The Cologne to End All Colognes

Today I will be discussing the unbeatable (at least by modern standards) Acqua di Colonia by the renowned perfume house of Lorenzo Villoresi. While not a “classic” in the sense of age as it was released around 1996, it does it better than any classical citrus eau de cologne available on the market today. If we were travel back to the 18th Century with a bottle, I have no doubt it would be instantly recognizable to the ruling classes for its brilliance, simplicity, and superb ingredients. Remember, a good cologne lives and dies by the quality of its citrus oils.

I am aware that traditional eaus do not excite the modern palette, but once must make a concerted effort to at least experience and enjoy Acqua di Colonia for what it is—a light, refreshing citrus cologne with herbal and light musky aspects with the hauntingly and too often poorly portrayed neroli flower. Surprisingly, Villoresi uses a bit of vegetal ambrette seed musk to add depth and extend the fragrance a couple of hours since the original deer musk is no longer available.

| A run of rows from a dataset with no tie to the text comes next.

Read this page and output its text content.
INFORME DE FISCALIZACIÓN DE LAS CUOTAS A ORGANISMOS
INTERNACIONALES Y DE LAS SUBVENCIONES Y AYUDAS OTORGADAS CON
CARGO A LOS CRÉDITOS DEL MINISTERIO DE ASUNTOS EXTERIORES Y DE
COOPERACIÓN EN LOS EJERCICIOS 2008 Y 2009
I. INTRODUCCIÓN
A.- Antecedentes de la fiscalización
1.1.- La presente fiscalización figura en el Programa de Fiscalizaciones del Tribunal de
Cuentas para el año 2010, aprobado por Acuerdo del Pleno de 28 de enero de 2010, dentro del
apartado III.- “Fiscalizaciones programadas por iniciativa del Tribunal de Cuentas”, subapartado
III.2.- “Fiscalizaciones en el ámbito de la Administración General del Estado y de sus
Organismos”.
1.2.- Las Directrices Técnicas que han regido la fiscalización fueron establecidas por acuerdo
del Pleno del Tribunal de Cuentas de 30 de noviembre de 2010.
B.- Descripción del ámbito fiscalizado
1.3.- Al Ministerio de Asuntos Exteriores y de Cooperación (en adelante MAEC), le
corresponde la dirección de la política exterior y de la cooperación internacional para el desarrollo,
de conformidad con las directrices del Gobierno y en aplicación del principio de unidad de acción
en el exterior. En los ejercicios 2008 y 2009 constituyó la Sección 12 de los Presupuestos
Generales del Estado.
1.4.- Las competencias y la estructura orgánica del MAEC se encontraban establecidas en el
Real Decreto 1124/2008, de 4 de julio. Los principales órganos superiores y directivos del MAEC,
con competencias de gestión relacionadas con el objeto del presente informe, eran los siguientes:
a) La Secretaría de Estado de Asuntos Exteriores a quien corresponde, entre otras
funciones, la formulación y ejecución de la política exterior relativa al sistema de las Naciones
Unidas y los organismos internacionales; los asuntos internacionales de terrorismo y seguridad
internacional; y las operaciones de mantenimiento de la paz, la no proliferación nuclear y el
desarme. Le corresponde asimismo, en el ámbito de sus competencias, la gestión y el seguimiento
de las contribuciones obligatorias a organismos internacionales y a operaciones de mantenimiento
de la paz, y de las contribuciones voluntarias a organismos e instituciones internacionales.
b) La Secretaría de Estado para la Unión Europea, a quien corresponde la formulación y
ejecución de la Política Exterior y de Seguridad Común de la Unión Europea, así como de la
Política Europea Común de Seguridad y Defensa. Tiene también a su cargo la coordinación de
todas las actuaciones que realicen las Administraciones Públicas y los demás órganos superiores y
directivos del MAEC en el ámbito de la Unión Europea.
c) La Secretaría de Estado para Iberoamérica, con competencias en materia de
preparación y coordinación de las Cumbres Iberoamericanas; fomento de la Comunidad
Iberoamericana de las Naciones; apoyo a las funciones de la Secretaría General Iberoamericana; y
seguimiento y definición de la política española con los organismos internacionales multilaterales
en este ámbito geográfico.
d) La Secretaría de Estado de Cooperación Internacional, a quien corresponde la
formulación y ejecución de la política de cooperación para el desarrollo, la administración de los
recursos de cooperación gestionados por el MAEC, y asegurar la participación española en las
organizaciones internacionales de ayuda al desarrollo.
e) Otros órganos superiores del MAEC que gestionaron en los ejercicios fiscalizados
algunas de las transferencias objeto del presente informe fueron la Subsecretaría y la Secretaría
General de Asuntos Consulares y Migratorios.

The only cologne I have ever found to be comparable is vintage Farina Gegenuber (about which I will post in the future and naturally own a couple of flacons), which unfortunately, has not be produced since the 1960s, which undoubtedly fell out of style in the age of Eau Sauvage and Paco Rabanne.

Acqua di Colonia is certainly worth at least a sampling and I think you will be pleasantly surprised. I would buy now since this is a title that is not likely to endure and will likely face a monstrous price increase given the higher than gold prices of many of the ingredients used.